Q: Why are hangovers better than women? A: Hangovers will go away.
There's no wine holder on this vacuum cleaner. It's like it wasn't even designed for women. How can I be expected to work under these conditions?
How can you tell if your wife is dead? The sex is the same but the dishes pile up.
A man is in a bar and has one too many drinks. This beautiful lady sits down next to him. He turns to her and says "Hey how bout it. You and me, gettin it on. I've got a couple dollars and it looks like you could use a little money." She stands up and says, "What makes you think I charge by the inch."
Why do men want to vote for a female President? Because we'd only have to pay her half as much.
Boy calls 911. Boy: Hello? I need your help! 911: Alright, What is it? Boy: Two girls are fighting over me! 911: So what's your emergency?

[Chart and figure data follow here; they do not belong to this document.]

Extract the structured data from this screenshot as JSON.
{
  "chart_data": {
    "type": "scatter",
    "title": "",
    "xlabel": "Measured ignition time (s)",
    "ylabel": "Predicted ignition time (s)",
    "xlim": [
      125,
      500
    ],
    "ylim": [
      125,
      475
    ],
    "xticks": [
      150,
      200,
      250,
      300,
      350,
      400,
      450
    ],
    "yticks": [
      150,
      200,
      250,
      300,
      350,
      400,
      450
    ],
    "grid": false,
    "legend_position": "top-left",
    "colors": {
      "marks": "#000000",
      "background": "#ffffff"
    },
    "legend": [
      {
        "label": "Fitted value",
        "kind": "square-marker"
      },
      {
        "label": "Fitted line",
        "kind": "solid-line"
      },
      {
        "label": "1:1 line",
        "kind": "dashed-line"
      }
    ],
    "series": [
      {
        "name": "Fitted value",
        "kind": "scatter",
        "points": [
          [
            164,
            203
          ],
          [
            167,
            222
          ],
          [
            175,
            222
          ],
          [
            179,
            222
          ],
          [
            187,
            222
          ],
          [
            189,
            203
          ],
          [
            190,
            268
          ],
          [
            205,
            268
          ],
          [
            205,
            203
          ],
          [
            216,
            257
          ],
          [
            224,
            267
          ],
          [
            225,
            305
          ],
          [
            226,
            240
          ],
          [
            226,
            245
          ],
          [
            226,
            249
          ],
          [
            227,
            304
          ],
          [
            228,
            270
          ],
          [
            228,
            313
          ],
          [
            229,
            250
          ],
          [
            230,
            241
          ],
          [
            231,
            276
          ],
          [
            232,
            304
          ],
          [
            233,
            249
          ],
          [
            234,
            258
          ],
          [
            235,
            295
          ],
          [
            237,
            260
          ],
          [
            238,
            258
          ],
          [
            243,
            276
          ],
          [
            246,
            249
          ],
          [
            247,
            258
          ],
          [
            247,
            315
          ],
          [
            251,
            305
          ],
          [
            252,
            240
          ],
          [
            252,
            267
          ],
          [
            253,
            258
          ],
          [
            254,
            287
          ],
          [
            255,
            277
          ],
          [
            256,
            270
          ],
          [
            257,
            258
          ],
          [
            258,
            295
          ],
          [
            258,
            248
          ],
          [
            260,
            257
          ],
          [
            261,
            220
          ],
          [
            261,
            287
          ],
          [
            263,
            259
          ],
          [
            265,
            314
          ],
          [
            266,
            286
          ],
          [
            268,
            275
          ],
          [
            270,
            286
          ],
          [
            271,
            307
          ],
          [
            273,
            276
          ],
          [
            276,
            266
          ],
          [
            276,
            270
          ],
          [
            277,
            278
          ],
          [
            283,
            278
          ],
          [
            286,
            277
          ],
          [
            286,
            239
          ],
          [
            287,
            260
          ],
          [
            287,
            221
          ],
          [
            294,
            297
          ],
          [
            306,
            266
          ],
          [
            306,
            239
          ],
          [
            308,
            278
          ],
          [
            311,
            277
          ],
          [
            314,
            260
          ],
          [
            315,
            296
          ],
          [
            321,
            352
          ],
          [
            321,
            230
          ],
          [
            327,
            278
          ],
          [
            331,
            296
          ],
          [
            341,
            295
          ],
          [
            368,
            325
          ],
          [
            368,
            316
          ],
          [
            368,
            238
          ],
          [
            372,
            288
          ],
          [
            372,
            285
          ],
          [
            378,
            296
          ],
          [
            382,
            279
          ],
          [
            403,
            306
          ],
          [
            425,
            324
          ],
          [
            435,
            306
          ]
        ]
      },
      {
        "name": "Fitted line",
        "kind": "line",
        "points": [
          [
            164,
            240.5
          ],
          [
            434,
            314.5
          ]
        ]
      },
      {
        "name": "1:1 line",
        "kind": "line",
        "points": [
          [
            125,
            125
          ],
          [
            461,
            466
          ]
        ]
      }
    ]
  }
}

Boy: The ugly one is winning.
How many women does it take to change a light bulb? 11 - 10 to form a committee and 1 to get her boyfriend to do it...
Three Italian nuns die and go to heaven, where they are met at the Perly Gates by St. Peter. He says, "Ladies, you all led such wonderful lives, that I’m granting you six months to go back to Earth and be anyone you want." The first nun says, "I want-a to be Sophia Loren" and *poof!* she’s gone. The second says, "I want-a to be Madonna" and *poof!* she’s gone. The third says, "I want-a to be Sara Pipalini." St. Peter looks perplexed. "Who?" he says. "Sara Pipalini" replies the nun. St. Peter shakes his head and says "I’m sorry but that name just doesn’t ring a bell." The nun then takes a newspaper out of her habit and hands it to St. Peter. He reads the paper and starts laughing. He hands it back to her and says “No Sister, this says 'Sahara Pipeline laid by 500 men in 7 days!'"
Why do so many women fake orgasm? Because so many men fake foreplay.
Big girls don't cry... They eat.
"Honey," said this husband to his wife, "I invited a friend home for supper." "What? Are you crazy? The house is a mess, I haven't been shopping, all the dishes are dirty, and I don't feel like cooking a fancy meal!" "I know all that." "Then why did you invite a friend for supper?" "Because the poor fool's thinking about getting married."